Planı Nimet’le birlikte yapmıştık. Kaçacaklardı, sonra vazgeçti.
Ben de ‘çık yola’ dedim. Tayfun ve ben ikna etmek için
harabe eve götürdük. Ben bağırmasın diye ağzını tülbentimle
kapatıp, bacaklarına sopa ile vurdum” diye konuştu.

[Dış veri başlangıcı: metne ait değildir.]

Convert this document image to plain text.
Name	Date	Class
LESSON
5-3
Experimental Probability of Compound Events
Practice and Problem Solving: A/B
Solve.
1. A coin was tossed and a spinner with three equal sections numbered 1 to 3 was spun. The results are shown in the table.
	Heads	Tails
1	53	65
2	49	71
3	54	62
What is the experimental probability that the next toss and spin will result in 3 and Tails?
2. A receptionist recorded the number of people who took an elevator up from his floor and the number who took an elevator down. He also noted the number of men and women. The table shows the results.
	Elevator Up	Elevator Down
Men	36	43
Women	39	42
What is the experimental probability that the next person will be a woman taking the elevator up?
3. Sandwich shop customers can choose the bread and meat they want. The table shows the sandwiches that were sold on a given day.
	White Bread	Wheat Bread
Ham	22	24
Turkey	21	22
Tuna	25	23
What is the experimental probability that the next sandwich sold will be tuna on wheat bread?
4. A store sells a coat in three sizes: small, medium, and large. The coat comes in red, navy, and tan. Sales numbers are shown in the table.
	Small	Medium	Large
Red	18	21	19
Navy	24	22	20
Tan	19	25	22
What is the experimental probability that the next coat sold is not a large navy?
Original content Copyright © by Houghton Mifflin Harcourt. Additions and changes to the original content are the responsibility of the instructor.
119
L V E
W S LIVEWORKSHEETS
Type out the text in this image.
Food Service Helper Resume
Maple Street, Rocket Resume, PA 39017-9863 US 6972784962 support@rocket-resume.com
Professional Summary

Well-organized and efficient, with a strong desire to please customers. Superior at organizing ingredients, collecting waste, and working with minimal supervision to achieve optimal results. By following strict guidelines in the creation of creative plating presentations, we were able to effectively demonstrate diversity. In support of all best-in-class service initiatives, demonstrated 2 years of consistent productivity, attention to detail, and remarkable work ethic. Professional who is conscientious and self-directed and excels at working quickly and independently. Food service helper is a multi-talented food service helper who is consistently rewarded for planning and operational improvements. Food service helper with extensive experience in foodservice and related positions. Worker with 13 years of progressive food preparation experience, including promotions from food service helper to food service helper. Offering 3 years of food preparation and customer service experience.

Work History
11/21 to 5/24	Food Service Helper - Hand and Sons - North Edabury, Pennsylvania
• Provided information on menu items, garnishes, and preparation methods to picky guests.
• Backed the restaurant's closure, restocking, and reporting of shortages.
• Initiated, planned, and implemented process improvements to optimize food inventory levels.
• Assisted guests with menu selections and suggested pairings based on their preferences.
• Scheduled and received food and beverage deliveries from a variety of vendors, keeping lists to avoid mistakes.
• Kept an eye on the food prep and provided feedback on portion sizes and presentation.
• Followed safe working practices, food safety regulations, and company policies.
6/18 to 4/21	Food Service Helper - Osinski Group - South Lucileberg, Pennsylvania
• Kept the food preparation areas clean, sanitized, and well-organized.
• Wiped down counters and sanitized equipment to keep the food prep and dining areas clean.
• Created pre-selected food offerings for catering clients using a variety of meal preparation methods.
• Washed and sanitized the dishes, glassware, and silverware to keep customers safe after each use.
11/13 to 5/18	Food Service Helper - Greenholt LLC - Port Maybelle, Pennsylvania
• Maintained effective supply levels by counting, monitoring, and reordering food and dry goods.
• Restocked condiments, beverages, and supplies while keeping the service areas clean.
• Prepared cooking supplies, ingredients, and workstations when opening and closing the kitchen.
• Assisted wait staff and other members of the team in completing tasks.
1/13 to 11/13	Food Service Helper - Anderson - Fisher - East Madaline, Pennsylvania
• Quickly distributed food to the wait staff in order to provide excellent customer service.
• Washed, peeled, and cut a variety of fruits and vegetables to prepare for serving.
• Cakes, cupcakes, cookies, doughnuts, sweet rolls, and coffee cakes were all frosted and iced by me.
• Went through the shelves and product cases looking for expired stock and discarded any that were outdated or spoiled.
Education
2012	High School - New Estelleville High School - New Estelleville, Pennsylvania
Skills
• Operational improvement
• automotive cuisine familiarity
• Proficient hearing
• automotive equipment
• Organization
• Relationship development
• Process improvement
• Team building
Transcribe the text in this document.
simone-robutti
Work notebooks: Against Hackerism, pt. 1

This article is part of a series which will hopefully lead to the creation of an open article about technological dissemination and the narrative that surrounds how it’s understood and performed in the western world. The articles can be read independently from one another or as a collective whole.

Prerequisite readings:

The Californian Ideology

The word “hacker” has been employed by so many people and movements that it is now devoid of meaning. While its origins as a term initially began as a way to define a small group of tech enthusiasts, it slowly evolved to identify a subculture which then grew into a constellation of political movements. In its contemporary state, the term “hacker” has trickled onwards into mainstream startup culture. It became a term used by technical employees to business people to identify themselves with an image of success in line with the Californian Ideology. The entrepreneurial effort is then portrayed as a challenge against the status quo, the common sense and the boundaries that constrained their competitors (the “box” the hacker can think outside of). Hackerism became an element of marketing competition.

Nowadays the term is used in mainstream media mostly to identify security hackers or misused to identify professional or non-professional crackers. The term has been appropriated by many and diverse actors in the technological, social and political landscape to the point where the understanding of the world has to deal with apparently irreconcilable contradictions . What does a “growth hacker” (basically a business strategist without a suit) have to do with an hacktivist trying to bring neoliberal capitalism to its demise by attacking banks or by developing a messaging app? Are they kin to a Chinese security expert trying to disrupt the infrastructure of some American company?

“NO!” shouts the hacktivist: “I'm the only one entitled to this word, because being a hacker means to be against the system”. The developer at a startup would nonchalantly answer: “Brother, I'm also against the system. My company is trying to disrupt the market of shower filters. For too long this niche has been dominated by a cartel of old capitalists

‘ÖLDÜĞÜNÜ ÇOBANDAN DUYDUM’
Tayfun Şahin ise, ablası Fadime Alpaslan’ın suçu üstlenmeye
çalıştığını anlattı. Nimet Gürbunar’la iki yıldır
mektuplaştıklarını ve birlikte kaçmaya karar verdiklerini iddia
eden sanık Şahin, motosikletinin bozulması üzerine ağabeyi Seyfi
Şahin’i arayarak Nimet’i kaçırmak için ondan yardım istediğini
söyledi. Nimet Gürbunar’ın arabayı görünce kaçmaktan vazgeçtiğini
anlatan Tayfun Şahin, “Ablamla ikimiz eve götürdük. Ben
ağzını kapattım. Bayıldı sandım. O sırada kapı açıldı. Birileri
içeri girdi. Ablam onların yanında gitti, ben de herkes
gidince oradan kaçtım. Öldüğünü bilmiyordum. Ertesi gün bir
çobandan duydum” diye konuştu.
‘NİMET ELİME DOKUNDU’
Nimet Gürbunar’ın kaçmak istememesi üzerine kardeşi Tayfun Şahin’e
‘boş ver’ diyerek kızdığını ve olay yerinden ayrıldığını belirten
ağabey Seyfi Şahin ise, genç kızın odaya götürülmesi ve burada
dövülerek öldürülmesiyle ilgili bilgisi olmadığını, bunu sonradan
duyduğunu iddia etti. Seyfi Şahin, Nimet Gürbunar’ın elinde DNA
örneği bulunmasıyla ilgili ise, “Olaydan önce Nimet ile
kardeşim Tayfun Şahin evin önünde konuşuyorlardı. Ayırmak isterken
Nimet elime dokundu” dedi.
Kuzeni sanık Akgün’ün arabayla olay yerinden uzaklaşması üzerine
kendisinin de yürüyerek oradan uzaklaştığını iddia eden Seyfi
Şahin, Akgün’ün daha sonra kendisini arabayla alarak köylerine
götürdüğünü vurguladı.
Kızı kaçırmaya gittikleri iddialarını kabul etmeyen sanık Ahmet
Selim Akgün de, sadece Seyfi Şahin’in çağırması üzerine onu almaya
gittiğini söyledi.
Yaklaşık 6 saat süren duruşmanın ardından 4 sanığın da tutukluluk
halinin devamına karar verilirken, dava Adli Tıp Kurumu ve
Telekomünikasyon İletişim Başkanlığı’na (TİB) yazılan yeni
yazıların cevabının beklenmesi için 7 Nisan’a ertelendi.